Childish it would have been indeed had Anne stuck her finger down her throat and goggled her eyes, and maybe even brought forth a thin trickle of vomit.  Well probably not the vomit, that would have been, well just not witty, not at all.  All in all, she was glad she hadn't done it.

Not that anybody would have noticed if she had.  Already Hairface was asking, "Do you think?" kind of beaming, but a little hesitant, a little afraid that he might be falling for sarcasm. 

Something about those sky-wide blue eyes, those ringlets clanging to beat the band, anybody with any sense right away sensed sarcasm.  Which had been Anne’s mistake her very first day at Carefree Car Rental.  Omigod Deena was putting down all these idiot customers and none of them even noticed.  At lunchtime Anne quickly introduced herself and happily tagged along to the Au Bon Pain and then to the picnic table in the park next to the college, and then halfway through their Harvest Rice Bowls, she realized that Deena was not sarcastic at all, that was just the way she was, and by then it was too late, and now she was stuck with Deena for every lunch.

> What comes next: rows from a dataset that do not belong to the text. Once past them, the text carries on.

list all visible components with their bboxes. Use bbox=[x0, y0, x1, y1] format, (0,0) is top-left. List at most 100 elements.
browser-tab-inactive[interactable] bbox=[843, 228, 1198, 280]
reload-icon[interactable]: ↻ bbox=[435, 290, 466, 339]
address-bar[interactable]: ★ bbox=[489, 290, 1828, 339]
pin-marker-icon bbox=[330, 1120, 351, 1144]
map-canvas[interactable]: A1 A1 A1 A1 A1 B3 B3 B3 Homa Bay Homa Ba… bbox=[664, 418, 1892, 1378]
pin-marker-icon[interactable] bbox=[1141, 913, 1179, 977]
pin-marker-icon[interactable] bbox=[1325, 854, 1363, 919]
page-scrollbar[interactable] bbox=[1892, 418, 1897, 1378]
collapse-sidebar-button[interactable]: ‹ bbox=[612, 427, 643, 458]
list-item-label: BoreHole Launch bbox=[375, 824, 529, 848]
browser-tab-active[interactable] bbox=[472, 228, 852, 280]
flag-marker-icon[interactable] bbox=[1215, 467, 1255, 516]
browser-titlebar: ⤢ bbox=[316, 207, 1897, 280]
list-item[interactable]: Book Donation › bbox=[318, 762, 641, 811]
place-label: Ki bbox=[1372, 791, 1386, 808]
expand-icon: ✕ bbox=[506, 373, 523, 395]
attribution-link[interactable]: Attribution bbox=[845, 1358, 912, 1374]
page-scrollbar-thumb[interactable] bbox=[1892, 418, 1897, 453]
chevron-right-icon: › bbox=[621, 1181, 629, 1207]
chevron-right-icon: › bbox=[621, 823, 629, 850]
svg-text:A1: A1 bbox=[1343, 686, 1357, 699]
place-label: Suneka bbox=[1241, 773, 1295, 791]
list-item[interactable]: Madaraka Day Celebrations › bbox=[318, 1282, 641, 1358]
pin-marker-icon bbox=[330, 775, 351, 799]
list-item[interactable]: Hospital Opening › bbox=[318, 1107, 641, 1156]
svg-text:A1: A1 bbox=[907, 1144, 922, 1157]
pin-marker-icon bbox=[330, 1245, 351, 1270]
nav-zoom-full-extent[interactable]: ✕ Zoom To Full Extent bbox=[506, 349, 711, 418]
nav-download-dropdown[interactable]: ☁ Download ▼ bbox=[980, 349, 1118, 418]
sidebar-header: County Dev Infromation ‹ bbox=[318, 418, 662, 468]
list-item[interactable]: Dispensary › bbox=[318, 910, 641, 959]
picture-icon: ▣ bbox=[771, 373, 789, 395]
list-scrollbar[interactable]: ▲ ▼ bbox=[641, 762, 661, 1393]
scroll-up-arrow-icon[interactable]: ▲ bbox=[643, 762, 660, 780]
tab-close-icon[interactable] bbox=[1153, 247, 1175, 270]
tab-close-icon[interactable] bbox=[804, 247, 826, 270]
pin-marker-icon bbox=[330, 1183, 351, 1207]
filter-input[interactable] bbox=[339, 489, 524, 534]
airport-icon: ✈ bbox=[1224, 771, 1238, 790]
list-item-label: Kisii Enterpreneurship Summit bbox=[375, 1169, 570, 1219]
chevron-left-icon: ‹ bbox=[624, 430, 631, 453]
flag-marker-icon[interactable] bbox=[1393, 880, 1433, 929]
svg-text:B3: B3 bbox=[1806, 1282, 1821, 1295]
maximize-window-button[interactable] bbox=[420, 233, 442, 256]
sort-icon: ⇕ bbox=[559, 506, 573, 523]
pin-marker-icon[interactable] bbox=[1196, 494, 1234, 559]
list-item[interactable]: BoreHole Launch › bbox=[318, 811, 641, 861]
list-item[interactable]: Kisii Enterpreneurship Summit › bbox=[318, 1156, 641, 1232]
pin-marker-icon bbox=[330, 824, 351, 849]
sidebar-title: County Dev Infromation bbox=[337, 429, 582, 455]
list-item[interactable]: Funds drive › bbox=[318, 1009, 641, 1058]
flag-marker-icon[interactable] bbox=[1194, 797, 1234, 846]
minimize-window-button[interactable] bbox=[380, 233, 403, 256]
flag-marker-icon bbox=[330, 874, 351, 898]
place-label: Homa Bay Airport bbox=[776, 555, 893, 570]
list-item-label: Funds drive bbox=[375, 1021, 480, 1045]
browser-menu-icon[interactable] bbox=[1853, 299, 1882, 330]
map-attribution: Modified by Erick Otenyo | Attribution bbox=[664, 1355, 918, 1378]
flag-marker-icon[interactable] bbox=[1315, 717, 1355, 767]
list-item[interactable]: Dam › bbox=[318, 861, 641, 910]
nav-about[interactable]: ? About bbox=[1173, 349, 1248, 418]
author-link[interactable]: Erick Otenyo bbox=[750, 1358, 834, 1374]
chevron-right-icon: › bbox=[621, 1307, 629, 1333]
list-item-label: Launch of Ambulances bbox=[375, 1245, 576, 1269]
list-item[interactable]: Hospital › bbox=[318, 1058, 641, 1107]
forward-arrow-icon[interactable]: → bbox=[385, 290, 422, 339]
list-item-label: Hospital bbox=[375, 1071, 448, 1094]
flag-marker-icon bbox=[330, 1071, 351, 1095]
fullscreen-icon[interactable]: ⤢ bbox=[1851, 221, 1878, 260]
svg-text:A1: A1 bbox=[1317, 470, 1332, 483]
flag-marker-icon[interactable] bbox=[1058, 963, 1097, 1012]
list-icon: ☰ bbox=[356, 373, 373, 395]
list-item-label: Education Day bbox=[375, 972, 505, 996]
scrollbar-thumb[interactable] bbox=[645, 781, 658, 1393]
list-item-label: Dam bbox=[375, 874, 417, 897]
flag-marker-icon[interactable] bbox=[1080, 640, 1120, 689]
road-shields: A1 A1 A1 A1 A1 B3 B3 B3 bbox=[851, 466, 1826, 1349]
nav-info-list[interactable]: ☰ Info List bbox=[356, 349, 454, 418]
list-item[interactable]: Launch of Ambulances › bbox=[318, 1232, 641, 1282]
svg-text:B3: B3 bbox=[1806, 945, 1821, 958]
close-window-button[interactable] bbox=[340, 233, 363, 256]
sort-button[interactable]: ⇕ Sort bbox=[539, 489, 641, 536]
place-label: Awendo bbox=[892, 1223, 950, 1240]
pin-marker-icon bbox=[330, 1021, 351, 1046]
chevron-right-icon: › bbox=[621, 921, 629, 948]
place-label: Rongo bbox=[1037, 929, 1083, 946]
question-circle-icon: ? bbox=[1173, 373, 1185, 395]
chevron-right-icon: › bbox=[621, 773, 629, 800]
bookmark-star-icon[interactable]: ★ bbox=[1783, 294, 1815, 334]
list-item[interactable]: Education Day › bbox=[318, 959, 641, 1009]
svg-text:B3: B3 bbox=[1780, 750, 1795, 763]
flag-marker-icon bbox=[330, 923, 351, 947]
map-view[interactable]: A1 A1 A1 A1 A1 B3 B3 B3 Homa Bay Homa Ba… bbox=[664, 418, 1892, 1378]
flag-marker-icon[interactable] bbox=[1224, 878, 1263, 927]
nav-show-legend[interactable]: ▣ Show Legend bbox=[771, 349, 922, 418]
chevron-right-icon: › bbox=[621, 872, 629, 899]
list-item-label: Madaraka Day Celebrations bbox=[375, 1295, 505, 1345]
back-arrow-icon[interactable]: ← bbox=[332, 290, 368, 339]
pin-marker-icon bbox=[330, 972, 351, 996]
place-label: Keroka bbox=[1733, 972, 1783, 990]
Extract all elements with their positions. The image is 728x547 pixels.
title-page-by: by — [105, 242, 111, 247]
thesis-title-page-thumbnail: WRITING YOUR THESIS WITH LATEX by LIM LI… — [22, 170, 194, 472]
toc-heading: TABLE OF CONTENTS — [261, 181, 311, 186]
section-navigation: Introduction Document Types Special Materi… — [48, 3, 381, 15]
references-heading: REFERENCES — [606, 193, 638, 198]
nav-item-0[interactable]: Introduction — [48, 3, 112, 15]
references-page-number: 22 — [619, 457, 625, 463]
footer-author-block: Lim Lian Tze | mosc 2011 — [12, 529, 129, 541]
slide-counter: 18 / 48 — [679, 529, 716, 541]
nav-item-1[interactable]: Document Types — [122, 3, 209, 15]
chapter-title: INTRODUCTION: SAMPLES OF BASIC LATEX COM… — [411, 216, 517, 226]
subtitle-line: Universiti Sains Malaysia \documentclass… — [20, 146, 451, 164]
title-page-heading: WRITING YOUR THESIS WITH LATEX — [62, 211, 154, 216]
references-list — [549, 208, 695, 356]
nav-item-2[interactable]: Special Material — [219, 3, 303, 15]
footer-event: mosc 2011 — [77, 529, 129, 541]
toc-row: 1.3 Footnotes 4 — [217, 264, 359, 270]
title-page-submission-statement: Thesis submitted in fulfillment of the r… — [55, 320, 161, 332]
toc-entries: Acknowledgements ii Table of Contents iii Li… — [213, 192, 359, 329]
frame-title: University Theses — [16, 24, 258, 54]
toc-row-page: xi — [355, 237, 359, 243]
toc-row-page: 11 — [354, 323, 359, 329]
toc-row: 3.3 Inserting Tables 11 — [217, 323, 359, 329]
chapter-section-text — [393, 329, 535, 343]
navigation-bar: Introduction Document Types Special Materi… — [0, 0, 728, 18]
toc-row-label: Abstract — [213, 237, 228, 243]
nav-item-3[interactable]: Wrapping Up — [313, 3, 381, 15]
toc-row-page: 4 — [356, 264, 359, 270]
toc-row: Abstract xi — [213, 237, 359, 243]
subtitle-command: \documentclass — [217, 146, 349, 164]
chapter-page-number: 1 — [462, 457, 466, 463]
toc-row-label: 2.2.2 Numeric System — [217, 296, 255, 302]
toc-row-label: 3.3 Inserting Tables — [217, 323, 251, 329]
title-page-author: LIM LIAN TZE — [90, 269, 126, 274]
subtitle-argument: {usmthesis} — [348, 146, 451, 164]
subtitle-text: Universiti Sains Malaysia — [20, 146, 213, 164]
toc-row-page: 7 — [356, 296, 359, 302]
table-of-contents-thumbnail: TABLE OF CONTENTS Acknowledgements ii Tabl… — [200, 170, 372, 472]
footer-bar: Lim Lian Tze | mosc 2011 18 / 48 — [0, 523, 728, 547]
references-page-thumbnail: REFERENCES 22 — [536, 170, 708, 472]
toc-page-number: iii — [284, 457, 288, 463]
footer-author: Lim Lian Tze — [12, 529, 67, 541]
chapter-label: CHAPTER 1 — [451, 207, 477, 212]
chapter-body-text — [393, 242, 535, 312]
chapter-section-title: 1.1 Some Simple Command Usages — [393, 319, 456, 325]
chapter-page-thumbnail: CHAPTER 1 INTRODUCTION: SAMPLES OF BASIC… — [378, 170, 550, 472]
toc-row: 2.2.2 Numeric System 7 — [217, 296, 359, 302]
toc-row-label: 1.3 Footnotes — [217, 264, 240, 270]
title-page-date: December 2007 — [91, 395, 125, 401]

And every lunch it was Au Bon Pain because Deena was fond of French cuisine, and it was always eaten in that same park, because she liked to make the acquaintance of college men.

“College men?” Anne had protested. “It’s a junior college.”

“Community college,” Deena corrected her, “A college in the community.”

 And frankly Anne had her doubts that Hairface was a member of the college in the community which arose from the fact that he was drinking his beverage out of a paper bag.  When those guys are hoisting their drinks, singing that Whiffle Poofle song there are no paper bags to be seen.